Thatta also boasts one of the biggest and most well-known necropolises in the world: the Makli Hill Necropolis. Situated just outside the town proper, this necropolis holds the remains of more than 100,000 persons, a large portion of them people of note and former rulers and leaders in the area. It is a UNESCO World Heritage Site and has served its purpose for centuries, with historians and archaeologists estimating it to date all the way back to the 1300’s. As such, one may well expect the approximately 15-kilometre area of the place to be teeming with graves and monuments, from simple graves with Quranic art inscribed on them to the grandest of vaults, huge crypts topped with the traditional “onion bulb” mosque of local architecture. While most of the pilgrims coming here do so to visit the tombs of the many famous Sufi saints buried in the place, it is undoubtedly the large mausoleums of the past kings that capture popular tourist attention.

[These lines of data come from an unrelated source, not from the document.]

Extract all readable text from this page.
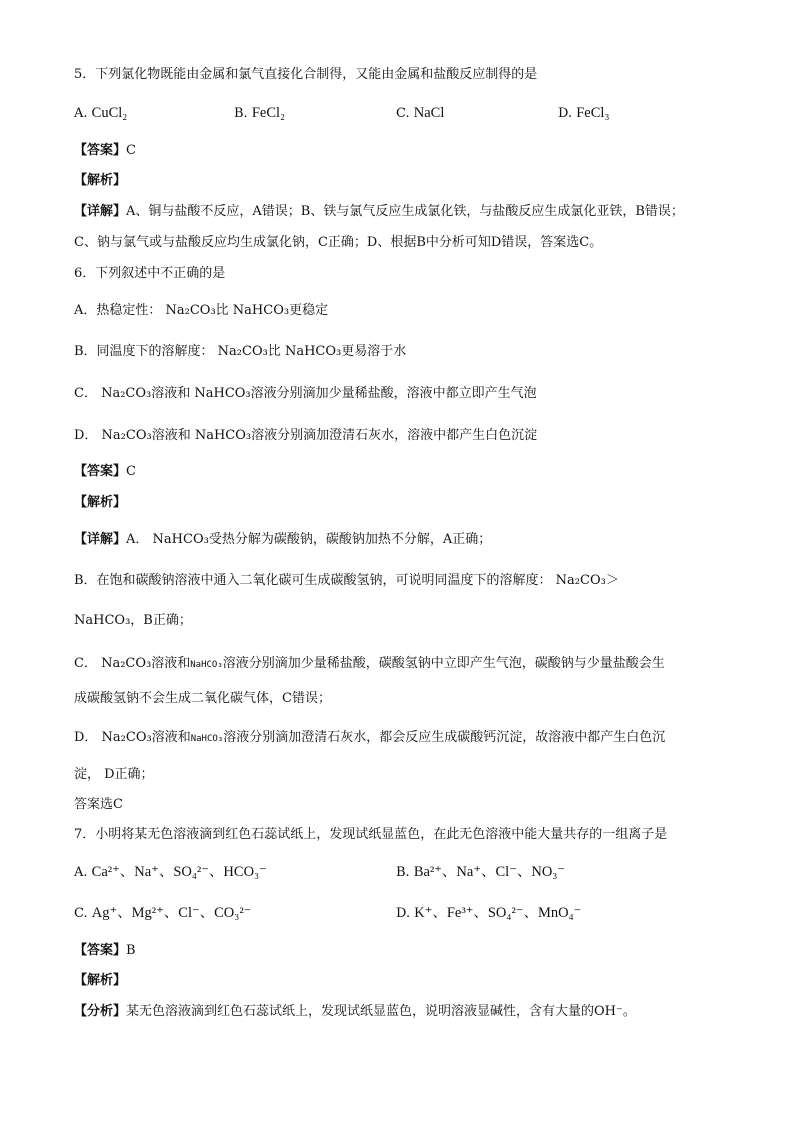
5．下列氯化物既能由金属和氯气直接化合制得，又能由金属和盐酸反应制得的是
A. CuCl₂	B. FeCl₂	C. NaCl	D. FeCl₃
【答案】C
【解析】
【详解】A、铜与盐酸不反应，A错误；B、铁与氯气反应生成氯化铁，与盐酸反应生成氯化亚铁，B错误；
C、钠与氯气或与盐酸反应均生成氯化钠，C正确；D、根据B中分析可知D错误，答案选C。
6．下列叙述中不正确的是
A．热稳定性： Na₂CO₃比 NaHCO₃更稳定
B．同温度下的溶解度： Na₂CO₃比 NaHCO₃更易溶于水
C． Na₂CO₃溶液和 NaHCO₃溶液分别滴加少量稀盐酸，溶液中都立即产生气泡
D． Na₂CO₃溶液和 NaHCO₃溶液分别滴加澄清石灰水，溶液中都产生白色沉淀
【答案】C
【解析】
【详解】A． NaHCO₃受热分解为碳酸钠，碳酸钠加热不分解，A正确；
B．在饱和碳酸钠溶液中通入二氧化碳可生成碳酸氢钠，可说明同温度下的溶解度： Na₂CO₃＞
NaHCO₃，B正确；
C． Na₂CO₃溶液和NaHCO₃溶液分别滴加少量稀盐酸，碳酸氢钠中立即产生气泡，碳酸钠与少量盐酸会生
成碳酸氢钠不会生成二氧化碳气体，C错误；
D． Na₂CO₃溶液和NaHCO₃溶液分别滴加澄清石灰水，都会反应生成碳酸钙沉淀，故溶液中都产生白色沉
淀， D正确；
答案选C
7．小明将某无色溶液滴到红色石蕊试纸上，发现试纸显蓝色，在此无色溶液中能大量共存的一组离子是
A. Ca²⁺、Na⁺、SO₄²⁻、HCO₃⁻	B. Ba²⁺、Na⁺、Cl⁻、NO₃⁻
C. Ag⁺、Mg²⁺、Cl⁻、CO₃²⁻	D. K⁺、Fe³⁺、SO₄²⁻、MnO₄⁻
【答案】B
【解析】
【分析】某无色溶液滴到红色石蕊试纸上，发现试纸显蓝色，说明溶液显碱性，含有大量的OH⁻。
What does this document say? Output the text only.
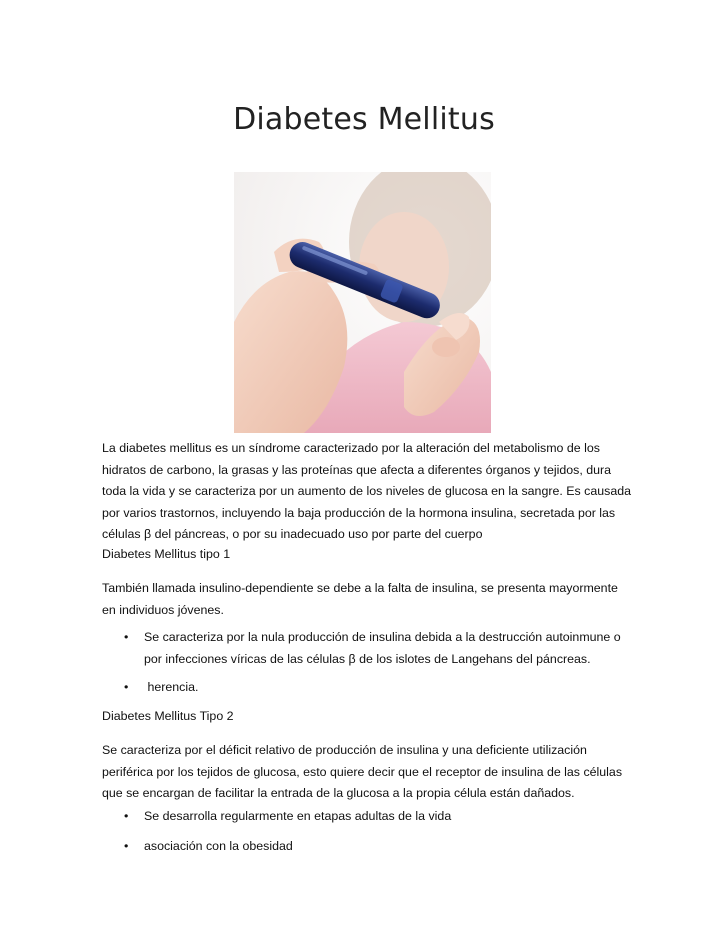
Diabetes Mellitus
La diabetes mellitus es un síndrome caracterizado por la alteración del metabolismo de los hidratos de carbono, la grasas y las proteínas que afecta a diferentes órganos y tejidos, dura toda la vida y se caracteriza por un aumento de los niveles de glucosa en la sangre. Es causada por varios trastornos, incluyendo la baja producción de la hormona insulina, secretada por las células β del páncreas, o por su inadecuado uso por parte del cuerpo
Diabetes Mellitus tipo 1
También llamada insulino-dependiente se debe a la falta de insulina, se presenta mayormente en individuos jóvenes.
• Se caracteriza por la nula producción de insulina debida a la destrucción autoinmune o por infecciones víricas de las células β de los islotes de Langehans del páncreas.
• herencia.
Diabetes Mellitus Tipo 2
Se caracteriza por el déficit relativo de producción de insulina y una deficiente utilización periférica por los tejidos de glucosa, esto quiere decir que el receptor de insulina de las células que se encargan de facilitar la entrada de la glucosa a la propia célula están dañados.
• Se desarrolla regularmente en etapas adultas de la vida
• asociación con la obesidad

Banbhore is also near the city. This is yet another tentative entry to the UNESCO World Heritage list, renowned for its status as one of the most impressively preserved ports from mediaeval times in the region. A port in use to the 1200’s, it is said to have begun its life as an urban location as far back as the first century BCE.

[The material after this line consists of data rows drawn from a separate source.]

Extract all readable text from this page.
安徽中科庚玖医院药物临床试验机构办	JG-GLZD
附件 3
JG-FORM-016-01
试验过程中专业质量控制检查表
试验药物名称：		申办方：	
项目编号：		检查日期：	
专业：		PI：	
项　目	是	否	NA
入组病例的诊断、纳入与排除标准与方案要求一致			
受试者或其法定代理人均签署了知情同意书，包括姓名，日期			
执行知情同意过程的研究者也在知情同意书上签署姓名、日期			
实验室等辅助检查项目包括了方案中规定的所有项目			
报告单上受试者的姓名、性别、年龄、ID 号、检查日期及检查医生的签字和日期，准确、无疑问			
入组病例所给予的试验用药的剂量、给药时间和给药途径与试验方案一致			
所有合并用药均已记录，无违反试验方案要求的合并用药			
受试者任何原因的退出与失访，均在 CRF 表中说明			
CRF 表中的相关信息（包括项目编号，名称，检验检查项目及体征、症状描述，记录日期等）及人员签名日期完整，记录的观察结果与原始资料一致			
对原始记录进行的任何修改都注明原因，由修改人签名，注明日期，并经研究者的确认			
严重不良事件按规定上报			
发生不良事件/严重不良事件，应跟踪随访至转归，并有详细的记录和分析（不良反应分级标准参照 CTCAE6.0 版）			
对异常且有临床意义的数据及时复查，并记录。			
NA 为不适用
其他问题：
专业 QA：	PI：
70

The Shah Jahan Masjid of Thatta is another place worth visiting around the area, as well as another tentative entry to the UNESCO list. The mosque, which one may guess from the name to have been commissioned by the same emperor who commissioned the Taj Mahal, is a superbly decorated mosque of rather marvellous acoustic properties. Despite its size (169×97 feet), the acoustic properties of the edifice are such that it is possible for a word spoken in one end of the prayer hall to be heard at the other end. Of particular interest here are the architectural decorations as well, which involve no fewer than 93 domes crowning the building, some intricate tilework, and equally beautiful mosaics.
There are natural sites to visit around Thatta as well. The best places to go to, if such is your interest, would be the two lakes nearby: Keenjhar and Haleji. Both are large lakes, the former being the biggest of all of the country’s freshwater lakes and the latter being the biggest of the continent’s bird sanctuaries. They are both a havens for local wildlife and wildlife enthusiasts, so they are fairly popular with tourists as well as travellers. Keenjhar, in particular, often draws a good crowd of swimmers and water sports lovers.